N can be defined solelly as the successor function, you don't need
anything else. You just have to assert that the function is true

>> Also, any comment on my point about there being an infinite number of
>> possible propositions about even a finite set,
> There is not an infinite number of possible proposition.

Prove it please.

> You can only
> create a finite number of proposition with finite length during your
> lifetime.

What is a lifetime . What is truth ? Either you ****CAN*** define a
limit or you ***CAN'T***.

> Just like the number of natural numbers are unlimited but
> finite, so are the possible propositions unlimited but finte.
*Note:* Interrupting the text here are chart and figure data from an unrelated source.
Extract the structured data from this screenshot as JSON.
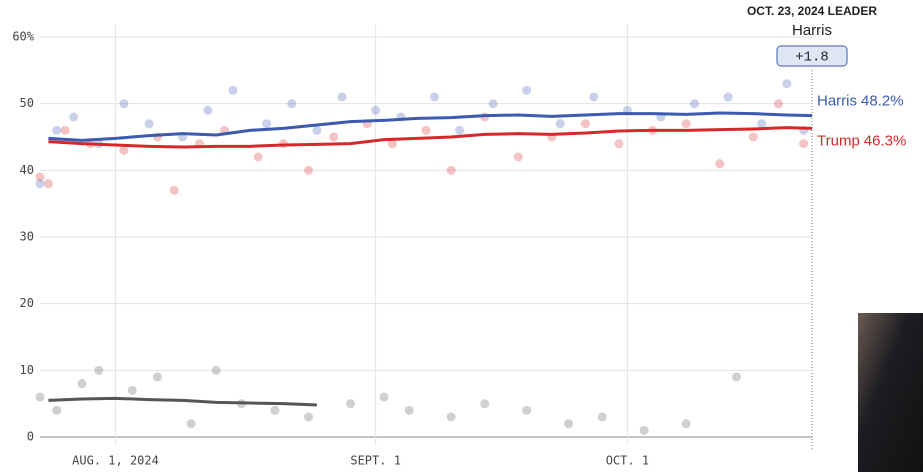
{
  "chart_data": {
    "type": "line",
    "leader": {
      "title": "OCT. 23, 2024 LEADER",
      "name": "Harris",
      "margin": "+1.8"
    },
    "x": [
      "2024-07-24",
      "2024-07-28",
      "2024-08-01",
      "2024-08-05",
      "2024-08-09",
      "2024-08-13",
      "2024-08-17",
      "2024-08-21",
      "2024-08-25",
      "2024-08-29",
      "2024-09-02",
      "2024-09-06",
      "2024-09-10",
      "2024-09-14",
      "2024-09-18",
      "2024-09-22",
      "2024-09-26",
      "2024-09-30",
      "2024-10-04",
      "2024-10-08",
      "2024-10-12",
      "2024-10-16",
      "2024-10-20",
      "2024-10-23"
    ],
    "xlim": [
      "2024-07-23",
      "2024-10-23"
    ],
    "xticks": [
      {
        "value": "2024-08-01",
        "label": "AUG. 1, 2024"
      },
      {
        "value": "2024-09-01",
        "label": "SEPT. 1"
      },
      {
        "value": "2024-10-01",
        "label": "OCT. 1"
      }
    ],
    "ylim": [
      0,
      60
    ],
    "yticks": [
      0,
      10,
      20,
      30,
      40,
      50,
      {
        "value": 60,
        "label": "60%"
      }
    ],
    "grid": true,
    "series": [
      {
        "name": "Harris",
        "value_label": "48.2%",
        "color": "#3a5bb0",
        "values": [
          44.8,
          44.5,
          44.8,
          45.2,
          45.5,
          45.3,
          46.0,
          46.3,
          46.8,
          47.3,
          47.5,
          47.8,
          47.9,
          48.2,
          48.3,
          48.1,
          48.3,
          48.5,
          48.5,
          48.4,
          48.6,
          48.5,
          48.3,
          48.2
        ],
        "polls": {
          "x": [
            "2024-07-23",
            "2024-07-25",
            "2024-07-27",
            "2024-07-30",
            "2024-08-02",
            "2024-08-05",
            "2024-08-09",
            "2024-08-12",
            "2024-08-15",
            "2024-08-19",
            "2024-08-22",
            "2024-08-25",
            "2024-08-28",
            "2024-09-01",
            "2024-09-04",
            "2024-09-08",
            "2024-09-11",
            "2024-09-15",
            "2024-09-19",
            "2024-09-23",
            "2024-09-27",
            "2024-10-01",
            "2024-10-05",
            "2024-10-09",
            "2024-10-13",
            "2024-10-17",
            "2024-10-20",
            "2024-10-22"
          ],
          "values": [
            38,
            46,
            48,
            44,
            50,
            47,
            45,
            49,
            52,
            47,
            50,
            46,
            51,
            49,
            48,
            51,
            46,
            50,
            52,
            47,
            51,
            49,
            48,
            50,
            51,
            47,
            53,
            46
          ]
        }
      },
      {
        "name": "Trump",
        "value_label": "46.3%",
        "color": "#d6282b",
        "values": [
          44.3,
          44.0,
          43.8,
          43.6,
          43.5,
          43.6,
          43.6,
          43.8,
          43.9,
          44.0,
          44.6,
          44.8,
          45.0,
          45.4,
          45.5,
          45.4,
          45.6,
          45.9,
          46.0,
          46.0,
          46.1,
          46.2,
          46.4,
          46.3
        ],
        "polls": {
          "x": [
            "2024-07-23",
            "2024-07-24",
            "2024-07-26",
            "2024-07-29",
            "2024-08-02",
            "2024-08-06",
            "2024-08-08",
            "2024-08-11",
            "2024-08-14",
            "2024-08-18",
            "2024-08-21",
            "2024-08-24",
            "2024-08-27",
            "2024-08-31",
            "2024-09-03",
            "2024-09-07",
            "2024-09-10",
            "2024-09-14",
            "2024-09-18",
            "2024-09-22",
            "2024-09-26",
            "2024-09-30",
            "2024-10-04",
            "2024-10-08",
            "2024-10-12",
            "2024-10-16",
            "2024-10-19",
            "2024-10-22"
          ],
          "values": [
            39,
            38,
            46,
            44,
            43,
            45,
            37,
            44,
            46,
            42,
            44,
            40,
            45,
            47,
            44,
            46,
            40,
            48,
            42,
            45,
            47,
            44,
            46,
            47,
            41,
            45,
            50,
            44
          ]
        }
      },
      {
        "color": "#555555",
        "values": [
          5.5,
          5.7,
          5.8,
          5.6,
          5.5,
          5.2,
          5.1,
          5.0,
          4.8,
          null,
          null,
          null,
          null,
          null,
          null,
          null,
          null,
          null,
          null,
          null,
          null,
          null,
          null,
          null
        ],
        "polls": {
          "x": [
            "2024-07-23",
            "2024-07-25",
            "2024-07-28",
            "2024-07-30",
            "2024-08-03",
            "2024-08-06",
            "2024-08-10",
            "2024-08-13",
            "2024-08-16",
            "2024-08-20",
            "2024-08-24",
            "2024-08-29",
            "2024-09-02",
            "2024-09-05",
            "2024-09-10",
            "2024-09-14",
            "2024-09-19",
            "2024-09-24",
            "2024-09-28",
            "2024-10-03",
            "2024-10-08",
            "2024-10-14"
          ],
          "values": [
            6,
            4,
            8,
            10,
            7,
            9,
            2,
            10,
            5,
            4,
            3,
            5,
            6,
            4,
            3,
            5,
            4,
            2,
            3,
            1,
            2,
            9
          ]
        }
      }
    ]
  }
}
****EVERY*** ***MEMBER*** of the set ***N*** is

>> or about my question about whether you have any philosophical/logical
>> argument for saying all sets must be finite,
> My philosophical argument is about the mening of the word "all".  To be
> able to use that word, you must associate it with a value set.  Mostly
> that set is "all objects in the universe", and if you stay inside the
> universe, there is no problems.  But as soon you go outside universe,
> you must be carefull with what substitutions you do.  If you have "all"
> quantified with all object inside the universe, you can not substitute
> it with an object outside the universe, because that object was not
> included in the original statement.
>> as opposed to it just being a sort of aesthetic preference on your
>> part? Do you think there is anything illogical or incoherent about
>> defining a set in terms of a rule that takes any input and decides
>> whether it's a member of the set or not, such that there may be no
>> upper limit on the number of possible inputs that the rule would
>> define as being members? (such as would be the case for the rule 'n is
>> a natural number if n=1 or if n is equal to some other natural number+1')
> In the last sentence you have an implicite "all":  The full sentence
> would be: For all n in the universe hold that n is a natural number if
> n=1 or if n is equal to some other natural number+1.  And you may now be
> able to understand, that if the number of objects in the universe is
> finite, then this sentence will just define a finite set.
> --
> Torgny Tholerus
> >

I will read the rest (and others) email later unfortunatelly.

All those moments will be lost in time, like tears in rain.